McKensy Brown descends the stairs at Spindleworks. The building is adorned with completed works that are for sale to the public, with 75 percent of proceeds going to the artist. One of Brown’s paintings is on the wall second from right.

Voters approved a minimum wage increase in November 2016, and as of January the rate is now $10 per hour. The rate is set to increase to $12 per hour by 2020.

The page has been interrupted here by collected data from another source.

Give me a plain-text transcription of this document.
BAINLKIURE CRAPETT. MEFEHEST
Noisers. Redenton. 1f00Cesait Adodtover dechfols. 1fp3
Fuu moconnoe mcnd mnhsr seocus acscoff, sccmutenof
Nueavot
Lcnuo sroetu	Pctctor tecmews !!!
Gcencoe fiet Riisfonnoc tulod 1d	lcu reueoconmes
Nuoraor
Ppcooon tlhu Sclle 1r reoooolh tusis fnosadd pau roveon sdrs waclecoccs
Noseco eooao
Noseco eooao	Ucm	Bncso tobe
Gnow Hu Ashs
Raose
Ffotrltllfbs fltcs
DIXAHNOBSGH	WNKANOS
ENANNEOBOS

Dawson said it’s unrealistic to expect financially strapped nonprofits to be able to afford to pay their employees $10 an hour when they are being reimbursed at $9.17 per hour. The goal of the $26 million legislation is to get the reimbursement rate to consistently be about $1 higher per hour than the minimum wage so that nonprofits can attract and retain employees. A decade ago, direct care workers were earning about $3 an hour above minimum wage.

Advertisement

Ray Nagel, executive director of Brunswick-based Independence Association, said if the lower rates stand, they will have to close two of their 14 group homes immediately.

“It really is bad. The group homes are really, really hurting,” Nagel said.

SPINDLEWORKS ‘LIKE HOME FOR MANY’

Woofenden said if it weren’t for Spindleworks and two other programs she attends, including a job where she helps out in the kitchen at a nursing home, she wouldn’t get to see her friends.

Lisa Wesel, 53, who is Woofenden’s mother, said her daughter’s condition means that she has the judgment of a 10-year-old and would have difficulty completing basic daily living tasks without assistance. Wesel said her daughter has been on the waiting list for Section 21 group home services for many years, and if she and her husband, Todd Woofenden, were to die, she doesn’t know how her daughter would survive.

Wesel said something will need to be done about the long waiting list for group homes, even if the reimbursement issue is solved. The waiting list has grown tenfold in the last decade.

Advertisement

“You would like to think that your child will survive when you die. Will my daughter be able to survive when we die? Right now the answer is ‘no,’ ” said Wesel, of Bowdoinham.

Debbie Dionne, 66, of Topsham said her 38-year-old daughter lives in a group home, and she lives in fear that the home will close. Her daughter, Kate Riordan, has cerebral palsy, needs a walker to move around and is nonverbal. Having her back home again when they are approaching their senior years would be extremely difficult, Dionne said.

“I don’t know what we would do,” Dionne said. “These supports are so crucial.”

At Spindleworks, clients can choose from an array of arts and crafts, including painting, building, pottery, sculpture and designing and making clothes. Spindleworks’ rooms and hallways are adorned with numerous works of art done by the clients. Much of the artwork is sold, and the clients earn money from each sale.

Grace McKenna takes her watercolor paintings to a drying rack before closing time at Spindleworks.

“This is like home for many people,” said Brian Braley, associate director at the Independence Association, which operates Spindleworks. Braley said while they receive funding from a variety of sources, without a reimbursement rate increase, they will have difficulty attracting qualified employees. He said having quality programs for adults with intellectual disabilities is a “civil rights issue.”

It’s a similar story at the Morrison Center in Scarborough, which operates 10-15 group homes.

Advertisement

Mark Ryder, executive director at the Morrison Center, said the organization has no plans to close group homes, but the rate reductions will just make operating more difficult.

“We are definitely going to be financially stressed. We already struggle to find staffing, to fill shifts,” he said.

Lidia Woofenden said if the lawmakers only listened to the facts, they would help her and her friends have a better life.

“I hope they get their act together,” she said.